The story of Abigail and John Adams is as much a romance as it is a lively chapter in the early history of this country. The marriage of the second president and first lady is one of the most extraordinary examples of passion and endurance that this country has ever witnessed. And it is a drama peopled with a pantheon of eighteenth-century stars: George and Martha Washington, Thomas Jefferson, his daughter Patsy, Ben Franklin, and Mercy Otis Warren.
Abigail and John were a uniquely compatible duo, and in their remarkable union we can see the strength of a people determined to achieve full independence in the face of daunting odds. Yet while much has been written about each as an individual, Abigail and John provides, for the first time, the captivating story of their dedication and sacrifice that helped usher in the founding of our country, a time that fascinates us still.
Married in 1764 by Abigail's reverend father, the young couple worked side by side for a decade, raising a family while John's status as one of the most prosperous, respected lawyers in Massachusetts grew. As his duties within the new republic expanded, the Adamses endured a long period of sporadic separations. But their loyalty and love kept their bond firm across the distance, as is evident in their tender letters. It's in this correspondence that Abigail comes into her own as a woman of politics, offering words of advice and encouragement to a husband whose absences were crucial to the independence they both cherished. And it's also in these exchanges that they worked through the familial tragedies that tested them: the death of their son Charles from alcoholism and the impoverishment and early death of their daughter Nabby.
Through its fifty-four years, the union of John and Abigail Adams was based on mutual respect and ambition, intellect and equality, that went far beyond the conventional bond. Abigail and John is an inspirational portrait of a couple who endured the turmoil and trials of a revolution, and in so doing paved the way for the birth of a nation.
There have been numerous biographies, scholarly works, and even novels on the lives of both John Adams, the second President of the United States, and his wife, Abigail. However, few of these works treat the Adamses fully as a couple, struggling together to make it through revolutionary times. Gelles is no stranger to Abigail Adams, having previously written Abigail Adams: A Writing Life and Portia: The World of Abigail Adams. But what is most striking about her latest work is not only that it treats the two formative founding figures together but that it reads much like fiction.
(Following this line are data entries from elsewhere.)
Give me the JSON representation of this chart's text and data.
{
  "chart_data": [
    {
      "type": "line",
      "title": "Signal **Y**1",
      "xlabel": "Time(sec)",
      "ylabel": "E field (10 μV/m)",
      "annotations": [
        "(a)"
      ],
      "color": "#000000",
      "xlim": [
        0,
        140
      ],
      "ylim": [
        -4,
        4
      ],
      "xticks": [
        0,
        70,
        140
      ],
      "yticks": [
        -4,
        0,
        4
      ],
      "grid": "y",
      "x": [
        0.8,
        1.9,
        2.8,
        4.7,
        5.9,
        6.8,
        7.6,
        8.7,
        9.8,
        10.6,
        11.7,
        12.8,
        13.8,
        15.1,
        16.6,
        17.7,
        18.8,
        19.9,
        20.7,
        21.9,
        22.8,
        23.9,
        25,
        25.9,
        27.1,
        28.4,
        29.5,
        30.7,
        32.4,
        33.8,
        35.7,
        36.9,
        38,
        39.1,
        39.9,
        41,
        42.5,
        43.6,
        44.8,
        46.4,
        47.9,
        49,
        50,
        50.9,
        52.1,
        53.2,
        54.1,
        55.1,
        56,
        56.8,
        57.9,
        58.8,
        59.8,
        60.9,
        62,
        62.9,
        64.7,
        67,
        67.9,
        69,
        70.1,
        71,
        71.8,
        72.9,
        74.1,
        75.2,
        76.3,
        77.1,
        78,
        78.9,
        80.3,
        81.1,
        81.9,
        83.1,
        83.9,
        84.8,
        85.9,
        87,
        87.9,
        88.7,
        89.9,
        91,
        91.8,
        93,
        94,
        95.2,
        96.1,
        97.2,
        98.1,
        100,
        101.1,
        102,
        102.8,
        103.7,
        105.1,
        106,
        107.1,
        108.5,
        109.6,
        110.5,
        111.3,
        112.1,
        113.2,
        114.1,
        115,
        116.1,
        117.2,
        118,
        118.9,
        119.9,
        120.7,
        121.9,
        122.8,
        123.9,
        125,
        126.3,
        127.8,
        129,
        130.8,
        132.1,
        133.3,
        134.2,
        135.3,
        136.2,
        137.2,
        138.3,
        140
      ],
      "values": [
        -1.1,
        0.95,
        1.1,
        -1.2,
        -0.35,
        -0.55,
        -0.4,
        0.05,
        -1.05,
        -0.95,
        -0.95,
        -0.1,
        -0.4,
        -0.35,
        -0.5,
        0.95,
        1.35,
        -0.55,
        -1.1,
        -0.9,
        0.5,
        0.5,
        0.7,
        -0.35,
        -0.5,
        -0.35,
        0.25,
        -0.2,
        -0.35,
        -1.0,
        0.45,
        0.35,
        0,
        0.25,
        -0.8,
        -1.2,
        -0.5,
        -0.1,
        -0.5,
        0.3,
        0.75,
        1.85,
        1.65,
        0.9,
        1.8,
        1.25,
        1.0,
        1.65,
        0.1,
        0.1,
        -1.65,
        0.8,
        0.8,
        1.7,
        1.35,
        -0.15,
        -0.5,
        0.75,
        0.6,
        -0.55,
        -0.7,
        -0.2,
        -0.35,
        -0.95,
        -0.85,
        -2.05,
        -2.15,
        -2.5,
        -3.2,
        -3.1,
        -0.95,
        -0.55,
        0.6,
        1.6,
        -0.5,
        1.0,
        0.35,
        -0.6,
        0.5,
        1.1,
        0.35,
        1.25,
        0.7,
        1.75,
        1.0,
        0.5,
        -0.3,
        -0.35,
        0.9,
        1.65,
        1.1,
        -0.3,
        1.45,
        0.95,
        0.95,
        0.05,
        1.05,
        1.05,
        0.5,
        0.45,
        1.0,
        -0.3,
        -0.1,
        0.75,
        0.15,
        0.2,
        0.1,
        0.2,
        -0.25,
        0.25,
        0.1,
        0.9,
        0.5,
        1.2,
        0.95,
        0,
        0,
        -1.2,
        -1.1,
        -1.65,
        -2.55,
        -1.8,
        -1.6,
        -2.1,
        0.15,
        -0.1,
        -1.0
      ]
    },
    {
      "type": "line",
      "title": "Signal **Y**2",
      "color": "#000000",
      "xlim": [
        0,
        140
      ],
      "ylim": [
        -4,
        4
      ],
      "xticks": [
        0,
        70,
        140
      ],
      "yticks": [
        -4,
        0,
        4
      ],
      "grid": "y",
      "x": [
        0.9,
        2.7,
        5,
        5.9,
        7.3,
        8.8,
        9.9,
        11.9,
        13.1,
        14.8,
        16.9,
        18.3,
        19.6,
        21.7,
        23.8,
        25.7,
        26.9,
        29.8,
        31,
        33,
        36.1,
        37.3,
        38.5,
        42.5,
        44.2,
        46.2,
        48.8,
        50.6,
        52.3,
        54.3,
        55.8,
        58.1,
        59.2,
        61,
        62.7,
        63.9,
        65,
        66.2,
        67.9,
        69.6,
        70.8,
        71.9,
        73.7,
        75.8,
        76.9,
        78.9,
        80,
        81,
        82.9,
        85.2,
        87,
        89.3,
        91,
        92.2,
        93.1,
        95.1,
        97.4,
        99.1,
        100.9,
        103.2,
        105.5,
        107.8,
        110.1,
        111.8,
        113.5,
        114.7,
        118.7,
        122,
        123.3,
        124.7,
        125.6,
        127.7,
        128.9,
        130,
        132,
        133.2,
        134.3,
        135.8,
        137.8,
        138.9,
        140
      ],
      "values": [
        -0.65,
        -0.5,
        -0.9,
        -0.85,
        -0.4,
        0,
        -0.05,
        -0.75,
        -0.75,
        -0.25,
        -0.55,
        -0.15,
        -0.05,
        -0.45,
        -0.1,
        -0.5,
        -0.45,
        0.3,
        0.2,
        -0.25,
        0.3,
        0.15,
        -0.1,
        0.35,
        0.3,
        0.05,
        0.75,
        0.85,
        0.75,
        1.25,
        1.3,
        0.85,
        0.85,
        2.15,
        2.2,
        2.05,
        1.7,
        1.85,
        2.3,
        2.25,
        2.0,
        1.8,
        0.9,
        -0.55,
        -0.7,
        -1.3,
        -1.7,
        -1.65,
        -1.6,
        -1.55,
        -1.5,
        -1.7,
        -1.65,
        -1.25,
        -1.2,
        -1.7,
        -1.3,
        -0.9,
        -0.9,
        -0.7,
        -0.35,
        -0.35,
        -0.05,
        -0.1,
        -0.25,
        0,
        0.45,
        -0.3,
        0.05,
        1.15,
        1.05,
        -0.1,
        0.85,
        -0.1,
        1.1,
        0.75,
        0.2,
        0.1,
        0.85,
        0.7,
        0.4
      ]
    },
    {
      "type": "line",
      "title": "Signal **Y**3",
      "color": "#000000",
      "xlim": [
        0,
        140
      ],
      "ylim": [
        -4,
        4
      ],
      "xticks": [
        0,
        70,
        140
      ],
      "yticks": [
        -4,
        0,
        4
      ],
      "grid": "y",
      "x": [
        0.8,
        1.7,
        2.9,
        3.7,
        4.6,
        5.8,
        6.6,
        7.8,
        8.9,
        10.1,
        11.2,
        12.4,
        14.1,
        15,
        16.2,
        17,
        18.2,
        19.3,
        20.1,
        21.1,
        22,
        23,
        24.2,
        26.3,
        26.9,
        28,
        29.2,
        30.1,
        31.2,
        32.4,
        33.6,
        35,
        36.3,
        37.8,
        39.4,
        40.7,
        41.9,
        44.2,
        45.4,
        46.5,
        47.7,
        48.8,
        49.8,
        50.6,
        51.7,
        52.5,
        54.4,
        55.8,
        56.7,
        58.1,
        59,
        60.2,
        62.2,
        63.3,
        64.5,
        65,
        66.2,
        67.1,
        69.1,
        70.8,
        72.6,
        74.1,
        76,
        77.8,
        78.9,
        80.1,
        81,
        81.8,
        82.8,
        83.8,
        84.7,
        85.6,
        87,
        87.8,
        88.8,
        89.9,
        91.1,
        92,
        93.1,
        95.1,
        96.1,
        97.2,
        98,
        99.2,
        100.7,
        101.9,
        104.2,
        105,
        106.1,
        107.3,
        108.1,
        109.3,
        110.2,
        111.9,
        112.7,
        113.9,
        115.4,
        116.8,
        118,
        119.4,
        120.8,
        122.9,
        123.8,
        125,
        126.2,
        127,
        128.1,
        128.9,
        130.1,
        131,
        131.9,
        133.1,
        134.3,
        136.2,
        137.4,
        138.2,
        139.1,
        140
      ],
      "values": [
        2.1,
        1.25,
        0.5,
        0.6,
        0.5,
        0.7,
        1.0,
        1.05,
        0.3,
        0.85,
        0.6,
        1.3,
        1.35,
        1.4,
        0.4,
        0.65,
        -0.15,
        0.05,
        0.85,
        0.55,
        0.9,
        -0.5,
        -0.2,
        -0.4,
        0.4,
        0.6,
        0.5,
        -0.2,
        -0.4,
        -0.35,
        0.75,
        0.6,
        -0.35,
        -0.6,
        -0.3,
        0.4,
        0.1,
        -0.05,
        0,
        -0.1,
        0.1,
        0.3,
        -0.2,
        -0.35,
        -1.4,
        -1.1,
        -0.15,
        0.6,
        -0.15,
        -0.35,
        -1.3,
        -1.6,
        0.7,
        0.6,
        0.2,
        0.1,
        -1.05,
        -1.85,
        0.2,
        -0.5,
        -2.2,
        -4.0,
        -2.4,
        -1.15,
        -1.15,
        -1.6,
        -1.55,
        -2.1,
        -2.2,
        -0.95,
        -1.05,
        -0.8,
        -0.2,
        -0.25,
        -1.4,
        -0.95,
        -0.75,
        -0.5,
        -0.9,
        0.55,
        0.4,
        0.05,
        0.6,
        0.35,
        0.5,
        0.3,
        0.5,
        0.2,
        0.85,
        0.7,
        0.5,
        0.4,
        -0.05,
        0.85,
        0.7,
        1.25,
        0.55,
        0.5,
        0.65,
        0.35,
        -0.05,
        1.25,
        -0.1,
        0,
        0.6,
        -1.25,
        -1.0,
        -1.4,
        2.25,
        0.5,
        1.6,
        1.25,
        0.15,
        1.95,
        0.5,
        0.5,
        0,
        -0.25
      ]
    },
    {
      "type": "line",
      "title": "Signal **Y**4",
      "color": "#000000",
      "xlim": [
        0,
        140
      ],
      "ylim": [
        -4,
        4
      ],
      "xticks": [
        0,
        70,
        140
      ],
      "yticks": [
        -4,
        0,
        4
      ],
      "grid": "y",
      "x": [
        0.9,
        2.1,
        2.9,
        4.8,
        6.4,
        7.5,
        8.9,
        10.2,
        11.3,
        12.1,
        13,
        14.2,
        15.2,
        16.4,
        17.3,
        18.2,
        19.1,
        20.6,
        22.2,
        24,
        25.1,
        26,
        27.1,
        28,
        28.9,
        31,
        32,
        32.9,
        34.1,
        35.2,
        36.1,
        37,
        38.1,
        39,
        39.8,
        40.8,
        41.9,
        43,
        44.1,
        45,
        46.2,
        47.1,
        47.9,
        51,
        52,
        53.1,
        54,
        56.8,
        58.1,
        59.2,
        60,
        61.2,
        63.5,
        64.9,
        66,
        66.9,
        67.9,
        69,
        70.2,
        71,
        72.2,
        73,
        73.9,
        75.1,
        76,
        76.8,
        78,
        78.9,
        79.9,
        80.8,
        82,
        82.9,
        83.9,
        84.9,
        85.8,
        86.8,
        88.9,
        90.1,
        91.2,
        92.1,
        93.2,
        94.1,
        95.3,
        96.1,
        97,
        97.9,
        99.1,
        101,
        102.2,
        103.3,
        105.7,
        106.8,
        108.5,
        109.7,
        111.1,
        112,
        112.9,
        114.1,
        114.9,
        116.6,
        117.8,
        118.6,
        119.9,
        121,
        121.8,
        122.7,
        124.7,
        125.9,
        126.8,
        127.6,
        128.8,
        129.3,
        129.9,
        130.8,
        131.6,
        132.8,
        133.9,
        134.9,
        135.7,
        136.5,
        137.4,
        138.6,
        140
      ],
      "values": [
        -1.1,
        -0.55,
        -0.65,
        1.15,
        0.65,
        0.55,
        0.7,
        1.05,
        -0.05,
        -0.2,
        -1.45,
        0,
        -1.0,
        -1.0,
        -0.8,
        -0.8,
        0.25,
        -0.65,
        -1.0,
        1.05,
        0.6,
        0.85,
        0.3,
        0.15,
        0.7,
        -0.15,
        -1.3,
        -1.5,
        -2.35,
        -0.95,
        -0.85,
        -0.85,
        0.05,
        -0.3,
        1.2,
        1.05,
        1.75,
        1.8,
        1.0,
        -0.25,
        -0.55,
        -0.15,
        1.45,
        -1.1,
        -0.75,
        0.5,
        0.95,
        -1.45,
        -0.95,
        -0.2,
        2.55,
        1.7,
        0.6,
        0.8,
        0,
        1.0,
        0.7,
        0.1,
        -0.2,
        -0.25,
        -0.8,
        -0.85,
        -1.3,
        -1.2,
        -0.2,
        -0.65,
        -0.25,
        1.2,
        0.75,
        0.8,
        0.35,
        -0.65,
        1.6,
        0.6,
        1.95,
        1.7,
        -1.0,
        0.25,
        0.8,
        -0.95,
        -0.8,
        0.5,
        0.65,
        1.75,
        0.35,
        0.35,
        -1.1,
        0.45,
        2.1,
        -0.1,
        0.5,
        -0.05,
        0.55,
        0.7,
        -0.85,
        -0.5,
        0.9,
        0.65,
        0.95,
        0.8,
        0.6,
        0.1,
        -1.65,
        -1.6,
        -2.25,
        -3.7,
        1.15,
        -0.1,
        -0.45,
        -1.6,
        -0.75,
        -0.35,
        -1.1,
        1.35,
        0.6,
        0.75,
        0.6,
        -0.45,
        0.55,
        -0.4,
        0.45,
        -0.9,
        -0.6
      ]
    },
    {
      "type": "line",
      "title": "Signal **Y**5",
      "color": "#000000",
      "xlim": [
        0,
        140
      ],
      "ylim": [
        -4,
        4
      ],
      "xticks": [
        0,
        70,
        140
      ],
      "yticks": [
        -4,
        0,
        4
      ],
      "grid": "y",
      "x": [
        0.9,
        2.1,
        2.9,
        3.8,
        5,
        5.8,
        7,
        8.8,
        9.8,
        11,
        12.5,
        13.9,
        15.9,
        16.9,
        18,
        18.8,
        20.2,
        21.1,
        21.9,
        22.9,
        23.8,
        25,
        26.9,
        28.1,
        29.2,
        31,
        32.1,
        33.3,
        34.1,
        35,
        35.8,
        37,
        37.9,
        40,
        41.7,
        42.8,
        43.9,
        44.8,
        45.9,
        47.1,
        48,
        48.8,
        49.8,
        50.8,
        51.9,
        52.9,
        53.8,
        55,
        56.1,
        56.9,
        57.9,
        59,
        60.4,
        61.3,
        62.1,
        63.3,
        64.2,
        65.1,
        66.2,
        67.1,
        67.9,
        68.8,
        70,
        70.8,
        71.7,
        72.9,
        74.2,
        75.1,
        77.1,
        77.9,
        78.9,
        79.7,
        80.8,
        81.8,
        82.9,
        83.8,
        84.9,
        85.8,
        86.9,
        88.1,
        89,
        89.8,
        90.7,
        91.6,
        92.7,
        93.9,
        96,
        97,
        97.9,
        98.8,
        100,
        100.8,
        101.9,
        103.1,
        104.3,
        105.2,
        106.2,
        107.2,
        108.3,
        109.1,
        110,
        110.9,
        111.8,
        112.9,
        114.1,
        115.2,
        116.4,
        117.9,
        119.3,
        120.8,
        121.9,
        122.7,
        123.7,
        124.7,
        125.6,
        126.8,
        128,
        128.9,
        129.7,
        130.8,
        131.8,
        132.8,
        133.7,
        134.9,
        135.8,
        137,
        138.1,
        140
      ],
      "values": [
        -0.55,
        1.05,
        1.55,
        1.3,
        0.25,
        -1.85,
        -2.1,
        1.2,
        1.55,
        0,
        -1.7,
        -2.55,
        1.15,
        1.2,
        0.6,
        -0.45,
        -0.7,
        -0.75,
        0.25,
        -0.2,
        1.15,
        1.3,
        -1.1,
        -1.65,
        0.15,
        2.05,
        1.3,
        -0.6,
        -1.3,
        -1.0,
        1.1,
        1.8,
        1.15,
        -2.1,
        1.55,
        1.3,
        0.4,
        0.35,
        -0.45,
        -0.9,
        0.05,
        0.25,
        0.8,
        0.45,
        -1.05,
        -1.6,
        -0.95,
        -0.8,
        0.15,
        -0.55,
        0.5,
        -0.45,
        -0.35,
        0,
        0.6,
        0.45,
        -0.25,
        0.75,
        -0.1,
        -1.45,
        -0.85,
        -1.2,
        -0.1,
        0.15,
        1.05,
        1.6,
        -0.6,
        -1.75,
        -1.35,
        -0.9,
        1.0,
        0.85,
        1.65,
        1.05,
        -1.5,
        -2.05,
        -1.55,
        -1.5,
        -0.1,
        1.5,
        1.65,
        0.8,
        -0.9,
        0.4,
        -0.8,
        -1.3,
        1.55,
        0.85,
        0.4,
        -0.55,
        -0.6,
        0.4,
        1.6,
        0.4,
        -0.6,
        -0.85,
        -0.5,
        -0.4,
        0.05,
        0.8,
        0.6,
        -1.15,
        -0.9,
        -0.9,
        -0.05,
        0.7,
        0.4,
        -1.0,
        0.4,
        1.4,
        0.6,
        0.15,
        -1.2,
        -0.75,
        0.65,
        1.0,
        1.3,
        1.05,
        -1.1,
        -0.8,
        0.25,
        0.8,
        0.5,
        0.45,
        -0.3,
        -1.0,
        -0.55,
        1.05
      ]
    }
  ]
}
Gelles culled her research from the couple's letters, using their words to tell the story of their marriage. By intertwining the stories of John and Abigail, Gelles re-creates the world of revolutionary Boston and New England with marked success. She also reminds us that while the founding of the United States may have been a male enterprise, women were also involved, though their influence was private. Recommended for both lay readers and scholars.